Disney shows that the fifteen triglyphs within the frieze are also golden rectangles. In the article I wrote on this in 2013, I showed that the triglyphs are in fact golden rectangles in portrait orientation. Beyond that, the triglyph and metopes together create yet another golden ratio in landscape orientation. Donald is golden on this one too.
This is particularly interesting because this illustrates one of the simplest constructions of the golden ratio. Look at this the geometric construction below to see the similarity:
Euclid used the same concept for his first golden ratio construction in Elements. It’s in Book II, Proposition 11 (with the red arc added by me):
Parthenon Floor Plan
My research for my 2018 book on the golden ratio revealed that there are also golden ratios to be found in its floor plan.
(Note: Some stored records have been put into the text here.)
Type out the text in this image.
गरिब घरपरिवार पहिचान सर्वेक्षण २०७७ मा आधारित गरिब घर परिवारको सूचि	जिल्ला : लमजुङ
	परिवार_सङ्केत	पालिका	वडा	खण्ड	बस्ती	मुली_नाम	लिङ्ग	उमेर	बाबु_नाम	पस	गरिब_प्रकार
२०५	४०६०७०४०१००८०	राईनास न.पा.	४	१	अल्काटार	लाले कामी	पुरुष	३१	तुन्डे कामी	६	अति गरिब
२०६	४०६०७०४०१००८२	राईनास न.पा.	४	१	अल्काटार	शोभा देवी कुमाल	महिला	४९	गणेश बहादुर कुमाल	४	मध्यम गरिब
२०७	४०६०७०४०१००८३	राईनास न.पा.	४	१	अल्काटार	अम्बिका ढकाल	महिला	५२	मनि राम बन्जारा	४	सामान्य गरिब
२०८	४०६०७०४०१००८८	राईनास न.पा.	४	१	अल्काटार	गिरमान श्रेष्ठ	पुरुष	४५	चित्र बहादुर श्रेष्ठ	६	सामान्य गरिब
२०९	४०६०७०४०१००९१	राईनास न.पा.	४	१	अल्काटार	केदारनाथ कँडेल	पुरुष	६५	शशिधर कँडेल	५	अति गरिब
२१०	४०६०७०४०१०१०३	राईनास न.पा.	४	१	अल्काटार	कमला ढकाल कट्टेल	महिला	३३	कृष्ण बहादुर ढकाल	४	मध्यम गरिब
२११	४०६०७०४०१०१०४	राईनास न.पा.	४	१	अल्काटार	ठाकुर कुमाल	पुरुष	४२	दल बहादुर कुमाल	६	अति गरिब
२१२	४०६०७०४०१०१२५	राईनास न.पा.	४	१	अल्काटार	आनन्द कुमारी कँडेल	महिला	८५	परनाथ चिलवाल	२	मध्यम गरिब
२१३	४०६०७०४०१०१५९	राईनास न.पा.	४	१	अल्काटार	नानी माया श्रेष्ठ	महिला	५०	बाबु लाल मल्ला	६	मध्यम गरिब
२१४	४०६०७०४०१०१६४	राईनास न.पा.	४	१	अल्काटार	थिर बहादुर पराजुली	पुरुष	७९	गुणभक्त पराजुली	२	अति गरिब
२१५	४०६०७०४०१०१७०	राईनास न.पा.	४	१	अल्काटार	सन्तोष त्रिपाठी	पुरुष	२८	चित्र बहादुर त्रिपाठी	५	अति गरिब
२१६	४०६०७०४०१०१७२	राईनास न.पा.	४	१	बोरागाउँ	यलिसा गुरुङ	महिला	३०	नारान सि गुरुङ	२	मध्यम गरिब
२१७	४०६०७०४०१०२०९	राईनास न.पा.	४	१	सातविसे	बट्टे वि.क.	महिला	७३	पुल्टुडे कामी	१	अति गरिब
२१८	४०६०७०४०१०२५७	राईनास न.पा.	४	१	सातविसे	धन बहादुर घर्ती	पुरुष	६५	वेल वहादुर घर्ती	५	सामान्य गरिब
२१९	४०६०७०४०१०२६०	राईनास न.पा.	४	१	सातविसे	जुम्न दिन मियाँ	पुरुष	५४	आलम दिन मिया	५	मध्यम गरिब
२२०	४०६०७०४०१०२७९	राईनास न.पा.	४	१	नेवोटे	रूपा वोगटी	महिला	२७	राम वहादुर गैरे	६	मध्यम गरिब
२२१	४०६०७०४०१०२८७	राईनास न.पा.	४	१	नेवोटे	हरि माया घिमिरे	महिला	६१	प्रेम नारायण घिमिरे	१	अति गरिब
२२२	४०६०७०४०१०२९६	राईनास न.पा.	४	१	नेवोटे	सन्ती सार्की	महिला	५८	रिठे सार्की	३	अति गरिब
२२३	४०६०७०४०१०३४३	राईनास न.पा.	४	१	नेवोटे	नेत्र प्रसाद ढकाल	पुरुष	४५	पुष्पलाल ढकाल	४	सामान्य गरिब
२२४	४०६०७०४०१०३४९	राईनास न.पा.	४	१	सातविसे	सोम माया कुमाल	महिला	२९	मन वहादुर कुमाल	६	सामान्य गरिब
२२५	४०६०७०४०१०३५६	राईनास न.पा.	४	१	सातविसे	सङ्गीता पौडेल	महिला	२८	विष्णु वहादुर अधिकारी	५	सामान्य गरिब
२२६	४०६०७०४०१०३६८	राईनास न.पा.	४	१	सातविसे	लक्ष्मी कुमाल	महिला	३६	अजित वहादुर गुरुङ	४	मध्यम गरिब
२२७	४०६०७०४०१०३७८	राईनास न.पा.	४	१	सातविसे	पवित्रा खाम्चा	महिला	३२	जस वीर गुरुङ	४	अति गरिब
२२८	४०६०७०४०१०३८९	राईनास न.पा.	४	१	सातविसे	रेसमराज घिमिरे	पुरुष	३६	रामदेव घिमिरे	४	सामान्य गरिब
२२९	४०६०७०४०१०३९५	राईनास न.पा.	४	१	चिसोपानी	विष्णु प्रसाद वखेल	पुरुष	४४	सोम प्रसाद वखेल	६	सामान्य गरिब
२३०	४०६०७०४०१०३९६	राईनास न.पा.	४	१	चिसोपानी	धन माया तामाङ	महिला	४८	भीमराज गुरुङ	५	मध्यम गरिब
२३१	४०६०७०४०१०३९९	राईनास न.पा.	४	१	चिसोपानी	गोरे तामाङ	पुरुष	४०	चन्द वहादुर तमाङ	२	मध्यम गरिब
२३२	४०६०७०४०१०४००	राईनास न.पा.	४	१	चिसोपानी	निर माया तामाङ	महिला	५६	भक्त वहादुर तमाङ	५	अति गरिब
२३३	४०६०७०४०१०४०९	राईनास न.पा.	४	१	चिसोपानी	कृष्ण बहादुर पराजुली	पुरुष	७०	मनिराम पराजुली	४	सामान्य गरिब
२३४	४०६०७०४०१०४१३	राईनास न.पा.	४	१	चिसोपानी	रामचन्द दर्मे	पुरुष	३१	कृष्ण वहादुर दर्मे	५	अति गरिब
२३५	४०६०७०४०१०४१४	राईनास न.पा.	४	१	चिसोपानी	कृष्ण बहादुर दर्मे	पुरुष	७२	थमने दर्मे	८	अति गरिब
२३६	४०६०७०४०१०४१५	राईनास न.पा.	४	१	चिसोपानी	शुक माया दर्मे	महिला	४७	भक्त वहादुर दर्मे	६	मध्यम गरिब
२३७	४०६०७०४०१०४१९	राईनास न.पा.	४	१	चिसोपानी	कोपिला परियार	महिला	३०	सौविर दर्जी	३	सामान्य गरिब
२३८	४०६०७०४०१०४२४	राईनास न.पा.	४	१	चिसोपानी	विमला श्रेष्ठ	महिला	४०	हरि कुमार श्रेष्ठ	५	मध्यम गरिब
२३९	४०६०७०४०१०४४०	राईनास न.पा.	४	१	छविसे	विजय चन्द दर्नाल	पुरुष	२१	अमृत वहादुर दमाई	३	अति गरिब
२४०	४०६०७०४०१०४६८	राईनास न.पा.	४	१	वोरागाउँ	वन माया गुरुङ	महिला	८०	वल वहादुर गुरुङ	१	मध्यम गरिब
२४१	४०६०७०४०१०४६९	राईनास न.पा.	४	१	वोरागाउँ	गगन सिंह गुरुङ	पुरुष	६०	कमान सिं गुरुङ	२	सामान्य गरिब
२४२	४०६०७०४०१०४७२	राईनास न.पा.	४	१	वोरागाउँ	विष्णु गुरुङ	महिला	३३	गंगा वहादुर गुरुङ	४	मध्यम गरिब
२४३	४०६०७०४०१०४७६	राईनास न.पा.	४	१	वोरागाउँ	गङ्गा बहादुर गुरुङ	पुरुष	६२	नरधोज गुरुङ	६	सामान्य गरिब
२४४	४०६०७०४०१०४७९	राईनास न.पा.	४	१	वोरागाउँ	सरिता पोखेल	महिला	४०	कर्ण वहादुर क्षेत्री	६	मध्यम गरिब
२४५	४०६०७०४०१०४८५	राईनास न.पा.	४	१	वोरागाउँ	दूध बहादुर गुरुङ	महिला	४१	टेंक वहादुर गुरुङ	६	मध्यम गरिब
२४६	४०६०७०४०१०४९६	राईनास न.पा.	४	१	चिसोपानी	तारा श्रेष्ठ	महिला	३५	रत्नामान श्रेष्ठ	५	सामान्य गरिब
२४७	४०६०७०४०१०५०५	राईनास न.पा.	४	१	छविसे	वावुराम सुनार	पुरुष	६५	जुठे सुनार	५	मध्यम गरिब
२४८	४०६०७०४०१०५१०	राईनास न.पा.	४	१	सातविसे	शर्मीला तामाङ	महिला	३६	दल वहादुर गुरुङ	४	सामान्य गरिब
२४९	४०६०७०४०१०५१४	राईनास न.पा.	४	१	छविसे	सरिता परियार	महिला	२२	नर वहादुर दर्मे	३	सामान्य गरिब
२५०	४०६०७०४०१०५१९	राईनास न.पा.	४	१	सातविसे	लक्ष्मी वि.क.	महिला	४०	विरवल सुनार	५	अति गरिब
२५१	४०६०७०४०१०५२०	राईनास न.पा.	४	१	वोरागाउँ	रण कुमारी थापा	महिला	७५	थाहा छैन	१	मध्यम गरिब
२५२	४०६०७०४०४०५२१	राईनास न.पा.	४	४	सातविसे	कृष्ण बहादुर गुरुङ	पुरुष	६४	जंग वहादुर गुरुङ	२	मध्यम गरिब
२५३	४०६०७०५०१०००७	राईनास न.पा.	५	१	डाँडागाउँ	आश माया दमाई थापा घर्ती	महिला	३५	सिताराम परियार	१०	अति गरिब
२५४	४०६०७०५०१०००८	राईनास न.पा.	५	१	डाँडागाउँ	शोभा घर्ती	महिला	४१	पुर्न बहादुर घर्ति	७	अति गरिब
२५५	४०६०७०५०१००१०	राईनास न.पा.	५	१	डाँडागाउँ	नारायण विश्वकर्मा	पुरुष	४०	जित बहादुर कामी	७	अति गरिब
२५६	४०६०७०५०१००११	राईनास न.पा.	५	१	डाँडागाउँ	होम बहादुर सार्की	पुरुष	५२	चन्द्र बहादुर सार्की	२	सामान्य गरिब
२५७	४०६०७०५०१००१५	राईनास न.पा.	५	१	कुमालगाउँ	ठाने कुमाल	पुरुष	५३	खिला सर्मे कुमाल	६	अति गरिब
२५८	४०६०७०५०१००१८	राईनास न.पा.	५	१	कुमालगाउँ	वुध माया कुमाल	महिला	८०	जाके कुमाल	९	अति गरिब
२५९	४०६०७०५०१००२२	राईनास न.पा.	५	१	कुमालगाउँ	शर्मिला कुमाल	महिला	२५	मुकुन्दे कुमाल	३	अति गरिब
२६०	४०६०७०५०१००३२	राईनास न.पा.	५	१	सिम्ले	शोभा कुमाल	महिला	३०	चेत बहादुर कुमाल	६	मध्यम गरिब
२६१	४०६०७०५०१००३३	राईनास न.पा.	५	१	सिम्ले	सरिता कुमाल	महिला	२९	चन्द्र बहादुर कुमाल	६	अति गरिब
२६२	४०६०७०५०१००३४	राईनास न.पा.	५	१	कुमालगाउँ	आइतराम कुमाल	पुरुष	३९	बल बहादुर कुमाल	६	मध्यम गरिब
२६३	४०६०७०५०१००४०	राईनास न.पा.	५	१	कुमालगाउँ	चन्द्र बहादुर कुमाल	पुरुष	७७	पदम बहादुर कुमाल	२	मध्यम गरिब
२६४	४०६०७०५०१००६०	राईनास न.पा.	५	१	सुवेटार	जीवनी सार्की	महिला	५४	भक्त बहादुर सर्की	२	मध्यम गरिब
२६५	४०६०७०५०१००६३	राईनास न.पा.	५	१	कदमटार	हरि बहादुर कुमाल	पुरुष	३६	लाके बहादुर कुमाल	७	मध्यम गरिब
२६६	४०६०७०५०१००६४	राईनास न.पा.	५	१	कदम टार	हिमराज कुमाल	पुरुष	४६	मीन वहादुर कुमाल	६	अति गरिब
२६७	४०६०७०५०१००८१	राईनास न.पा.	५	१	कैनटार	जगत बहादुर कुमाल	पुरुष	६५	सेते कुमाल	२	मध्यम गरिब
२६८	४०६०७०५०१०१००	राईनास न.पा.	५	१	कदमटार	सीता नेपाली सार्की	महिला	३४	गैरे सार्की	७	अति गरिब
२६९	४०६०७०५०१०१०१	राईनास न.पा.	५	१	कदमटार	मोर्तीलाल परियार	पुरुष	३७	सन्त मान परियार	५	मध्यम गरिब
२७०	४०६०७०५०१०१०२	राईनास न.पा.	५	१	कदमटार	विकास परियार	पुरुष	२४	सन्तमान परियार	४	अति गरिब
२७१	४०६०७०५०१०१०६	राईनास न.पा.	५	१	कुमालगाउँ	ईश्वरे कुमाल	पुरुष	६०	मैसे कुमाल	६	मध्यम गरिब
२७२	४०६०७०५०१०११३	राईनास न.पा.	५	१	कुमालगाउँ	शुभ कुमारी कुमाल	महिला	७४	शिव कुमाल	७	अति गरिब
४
Parthenon Golden Ratio Summary
So between the Disney’s “Donald in Mathmagic Land,” my 2013 article and my 2018 book, we find the following golden ratios in the Parthenon:
- Facade – Overall height vs width, if you accept starting from the second step. Using that approach, there is then another golden ratio from the bottom of the second step to the top of the columns to the top of the roof.
- Triglyph – Rectangles formed by the Triglyphs.
- Meotope/Triglyph – Rectangles formed by each pair of Meotopes and Triglyphs.
- Entablature/Architrave – Height of the Entablature to the height of the Architrave.
- Frieze/Roofline – Height from the Column top to the top of the Frieze to the height of the roof top.
- Capitals/Entablature – Width of each pair of column Capitals in relation to the height of the Entablature.
- Perimeter Outside Columns/Chamber wall – Center points of the exterior columns in relation to the position of the wall between the two interior chambers.
- Perimeter Columns/Inner columns – Center points of the exterior columns in relation to the centers of the four columns in the smaller interior room.
- Building width/Entry width – Width of the inner enclosed structure of the Parthenon in relation to the width of the entry way into the large interior chamber.
A historical timeline perspective
Beyond the physical evidence itself, history tells us that followers of Pythagoras were using the golden ratio-filled pentagram as their secret symbol around 500 BC.
By 300 BC, Euclid had written the first known recorded reference to the golden ratio, defining it and presenting it in numerous geometric constructions in his treatise Elements.
The Parthenon was constructed between these two dates, from 447 to 432 BC.
Quack … or not so quack here?
So what do YOU think? Is this a story that is “without foundation?” Is Donald a “quack?” Or, is there reasonable evidence to conclude that the architects of the Parthenon used the golden ratio in its design?